Lorsque l’on rencontrait Hubert Reeves, on devinait très bien que derrière l’éminent astrophysicien – il avait notamment reçu, en 2001, le prix Einstein pour ses recherches sur la densité de la matière – se cachait aussi un éternel enfant contemplatif, qu’il confiait n’avoir jamais cessé d’être. Les yeux dans les étoiles, mais les pieds bien sur terre, il partageait depuis les années 1970 l’émerveillement que lui inspiraient la voûte céleste et la nature, l’une n’allant pas sans l’autre, auprès du grand public. En 2018, Le Monde des religions s’entretenait avec ce savant doublé d’un sage, ou ce sage doublé d’un savant. A l’occasion de sa mort, le 13 octobre, nous republions cette interview.

Dans votre ouvrage « Le Banc du temps qui passe. Méditations cosmiques » (Seuil, 2018), vous écrivez avoir eu toute votre vie l’idée « qu’il existe, dans la nature, une formidable intelligence, dont [vous vous deviez] d’explorer les arcanes ». Cette vision est partagée par bon nombre de « croyants », qui voient dans cette intelligence le doigt de Dieu, ce qui n’est pas votre cas. Pourquoi ?

Ce qui me différencie des « croyants », c’est qu’il s’agit pour moi d’une question : qu’y a-t-il derrière cela ? Je ne suis pas satisfait des réponses habituelles, que je trouve limitées par notre propre limitation. Nous sommes certes très intelligents, mais pas infiniment. Nous n’avons pas la capacité de tout connaître. Je dis souvent que vous n’auriez pas l’idée d’enseigner la géométrie à votre chat parce que vous savez qu’il n’est pas capable de comprendre. Nous sommes une espèce animale parmi des millions d’autres, même si nous surpassons les autres espèces sur le plan de la pensée abstraite.

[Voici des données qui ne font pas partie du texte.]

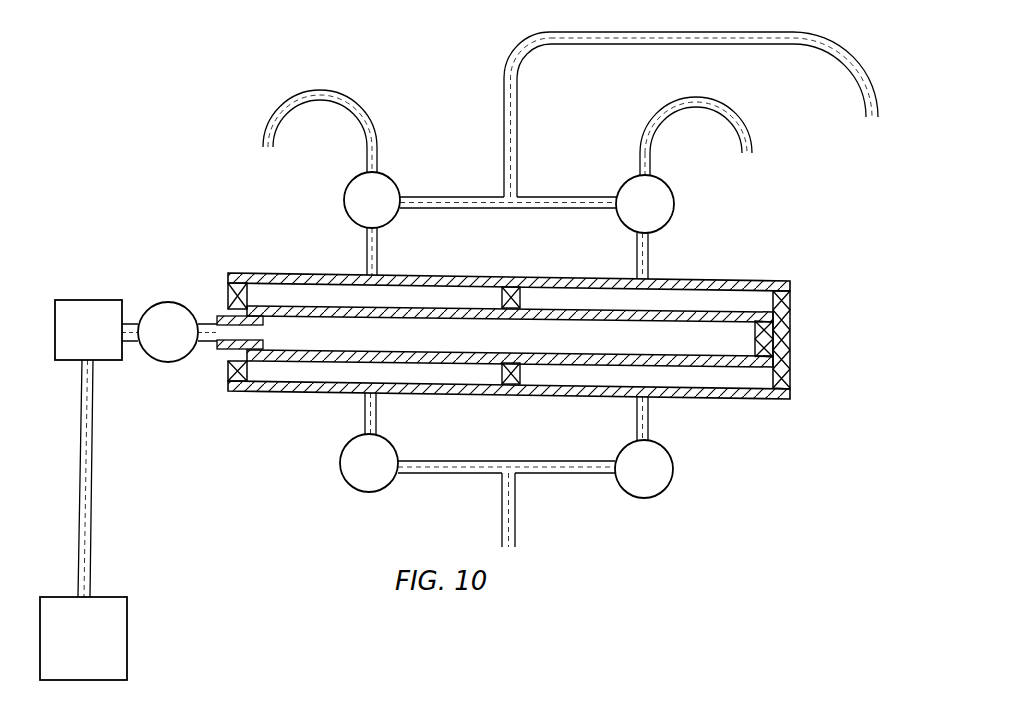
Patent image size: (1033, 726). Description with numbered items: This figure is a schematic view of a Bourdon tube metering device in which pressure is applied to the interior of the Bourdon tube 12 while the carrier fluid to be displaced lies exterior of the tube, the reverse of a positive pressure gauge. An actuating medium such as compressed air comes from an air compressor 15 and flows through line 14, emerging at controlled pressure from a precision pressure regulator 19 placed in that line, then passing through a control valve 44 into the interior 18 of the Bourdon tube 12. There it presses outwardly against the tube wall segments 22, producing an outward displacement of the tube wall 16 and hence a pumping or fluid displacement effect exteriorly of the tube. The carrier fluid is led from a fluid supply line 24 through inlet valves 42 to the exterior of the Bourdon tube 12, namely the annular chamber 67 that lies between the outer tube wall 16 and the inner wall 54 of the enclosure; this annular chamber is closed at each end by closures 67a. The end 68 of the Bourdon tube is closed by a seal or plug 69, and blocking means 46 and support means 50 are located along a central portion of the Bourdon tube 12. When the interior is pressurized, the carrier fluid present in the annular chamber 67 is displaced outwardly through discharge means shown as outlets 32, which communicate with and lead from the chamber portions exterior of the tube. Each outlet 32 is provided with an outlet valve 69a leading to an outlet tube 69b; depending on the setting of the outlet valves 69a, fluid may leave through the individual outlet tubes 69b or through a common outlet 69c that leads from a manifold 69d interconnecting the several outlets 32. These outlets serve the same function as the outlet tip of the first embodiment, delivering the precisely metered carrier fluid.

The Bourdon tube 12 is at (666, 312).
The line 14 is at (93, 452).
The air compressor 15 is at (122, 620).
The tube wall 16 is at (582, 369).
The interior 18 is at (423, 343).
The pressure regulator 19 is at (55, 318).
The tube wall segments 22 is at (397, 308).
The fluid supply line 24 is at (515, 528).
The outlets 32 is at (377, 240).
The inlet valves 42 is at (342, 465).
The control valve 44 is at (160, 303).
The blocking means 46 is at (510, 287).
The support means 50 is at (548, 319).
The inner wall of the enclosure 54 is at (303, 380).
The annular chamber 67 is at (343, 378).
The closures 67a is at (230, 290).
The end of the Bourdon tube 68 is at (760, 374).
The seal or plug 69 is at (767, 348).
The outlet valves 69a is at (436, 188).
The outlet tubes 69b is at (420, 154).
The common outlet 69c is at (858, 80).
The manifold 69d is at (603, 190).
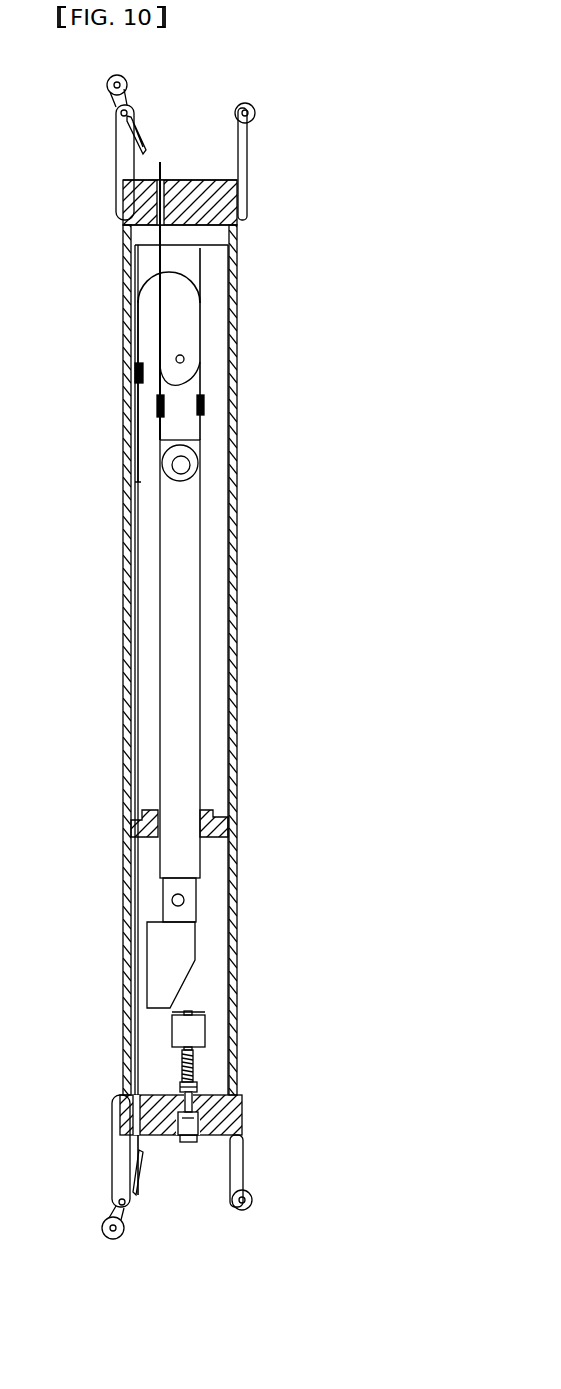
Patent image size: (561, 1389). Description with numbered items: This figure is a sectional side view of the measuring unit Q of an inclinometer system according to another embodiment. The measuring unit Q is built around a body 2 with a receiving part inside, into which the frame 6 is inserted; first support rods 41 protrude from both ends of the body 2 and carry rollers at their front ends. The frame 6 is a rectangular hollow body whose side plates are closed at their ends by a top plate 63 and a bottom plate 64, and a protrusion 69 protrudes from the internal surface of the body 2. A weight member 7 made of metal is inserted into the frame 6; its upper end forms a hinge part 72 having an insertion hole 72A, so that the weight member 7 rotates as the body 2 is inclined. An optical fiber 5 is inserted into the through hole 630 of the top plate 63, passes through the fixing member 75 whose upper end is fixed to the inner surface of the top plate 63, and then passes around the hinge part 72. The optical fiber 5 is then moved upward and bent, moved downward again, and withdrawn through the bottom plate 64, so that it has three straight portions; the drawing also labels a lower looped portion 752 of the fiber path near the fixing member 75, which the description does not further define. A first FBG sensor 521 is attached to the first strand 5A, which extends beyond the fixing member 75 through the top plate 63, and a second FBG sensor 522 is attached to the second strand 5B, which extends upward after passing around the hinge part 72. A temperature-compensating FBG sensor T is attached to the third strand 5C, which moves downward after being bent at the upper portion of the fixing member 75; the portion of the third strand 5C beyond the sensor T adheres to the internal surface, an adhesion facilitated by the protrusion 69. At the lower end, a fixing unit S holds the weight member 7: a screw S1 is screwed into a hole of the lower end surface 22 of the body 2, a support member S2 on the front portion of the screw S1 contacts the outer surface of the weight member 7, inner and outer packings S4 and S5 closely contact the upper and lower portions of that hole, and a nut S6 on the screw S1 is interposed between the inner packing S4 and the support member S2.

The optical fiber 5 is at (163, 164).
The through hole 630 is at (160, 207).
The top plate 63 is at (236, 190).
The measuring unit Q is at (346, 254).
The fixing member 75 is at (193, 263).
The lower loop portion 752 is at (183, 382).
The temperature-compensating FBG sensor T is at (135, 372).
The first FBG sensor 521 is at (157, 408).
The second FBG sensor 522 is at (204, 405).
The first strand 5A is at (158, 432).
The second strand 5B is at (202, 432).
The third strand 5C is at (144, 461).
The hinge part 72 is at (197, 462).
The insertion hole 72A is at (186, 469).
The protrusion 69 is at (133, 545).
The body 2 is at (127, 700).
The bottom plate 64 is at (215, 823).
The frame 6 is at (216, 840).
The weight member 7 is at (188, 942).
The support member S2 is at (200, 1025).
The fixing unit S is at (168, 1051).
The screw S1 is at (193, 1065).
The nut S6 is at (197, 1085).
The lower end surface 22 is at (128, 1120).
The inner packing S4 is at (200, 1090).
The outer packing S5 is at (177, 1127).
The first support rod 41 is at (243, 1175).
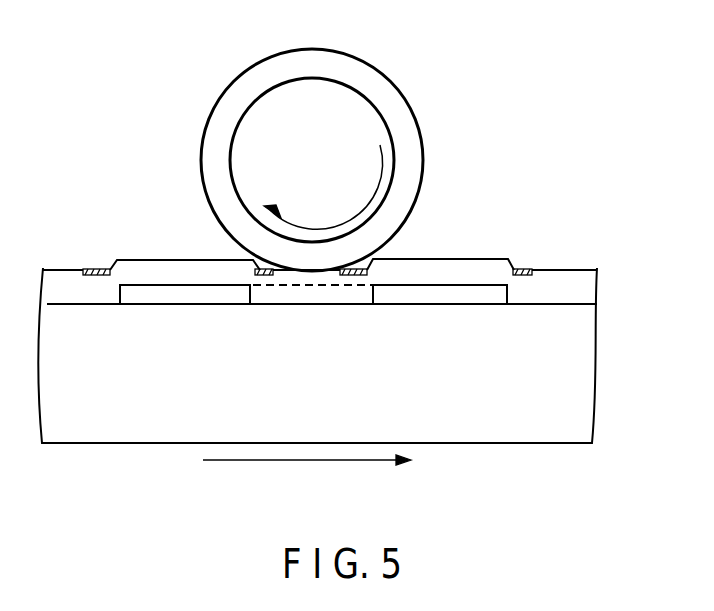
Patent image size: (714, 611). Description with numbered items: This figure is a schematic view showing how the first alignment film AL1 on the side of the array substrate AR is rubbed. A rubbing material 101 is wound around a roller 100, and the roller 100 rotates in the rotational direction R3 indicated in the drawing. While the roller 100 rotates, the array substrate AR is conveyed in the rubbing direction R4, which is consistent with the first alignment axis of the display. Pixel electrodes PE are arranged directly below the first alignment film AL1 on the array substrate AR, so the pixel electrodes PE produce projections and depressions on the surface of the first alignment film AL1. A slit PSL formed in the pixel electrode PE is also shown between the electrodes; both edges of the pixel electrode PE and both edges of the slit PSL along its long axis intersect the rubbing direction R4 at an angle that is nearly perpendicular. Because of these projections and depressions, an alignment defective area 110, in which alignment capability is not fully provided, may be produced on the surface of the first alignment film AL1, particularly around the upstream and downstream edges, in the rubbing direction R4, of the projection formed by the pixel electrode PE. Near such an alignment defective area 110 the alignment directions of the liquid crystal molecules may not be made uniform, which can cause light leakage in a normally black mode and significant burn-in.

The roller 100 is at (367, 99).
The rubbing material 101 is at (423, 148).
The alignment defective area 110 is at (108, 268).
The rotational direction R3 is at (323, 224).
The rubbing direction R4 is at (305, 462).
The first alignment film AL1 is at (573, 268).
The pixel electrode PE is at (181, 306).
The slit PSL is at (305, 302).
The array substrate AR is at (530, 452).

Regardons les différents scénarios présents. Le premier est le scénario occidental, selon lequel il y a un Dieu, qui est une personne s’intéressant à nous ; quand on prie, ce quelqu’un est censé nous entendre. Le deuxième est le schéma oriental, selon lequel il n’y a pas un dieu, mais un principe organisateur, qui n’est pas une personne ; il n’y a donc pas de contact et ce n’est pas la peine de le prier. Le troisième, plus contemporain, est né avec les sciences : c’est la théorie du pur hasard. Ces trois scénarios me paraissent insuffisants. Je reste alors devant une question qui me dépasse. La réalité, à mon avis, va bien au-delà de ce qui se met en mots. C’est une sérieuse limitation de notre accès à la réalité.

Vous définiriez-vous plutôt comme agnostique ou comme athée ?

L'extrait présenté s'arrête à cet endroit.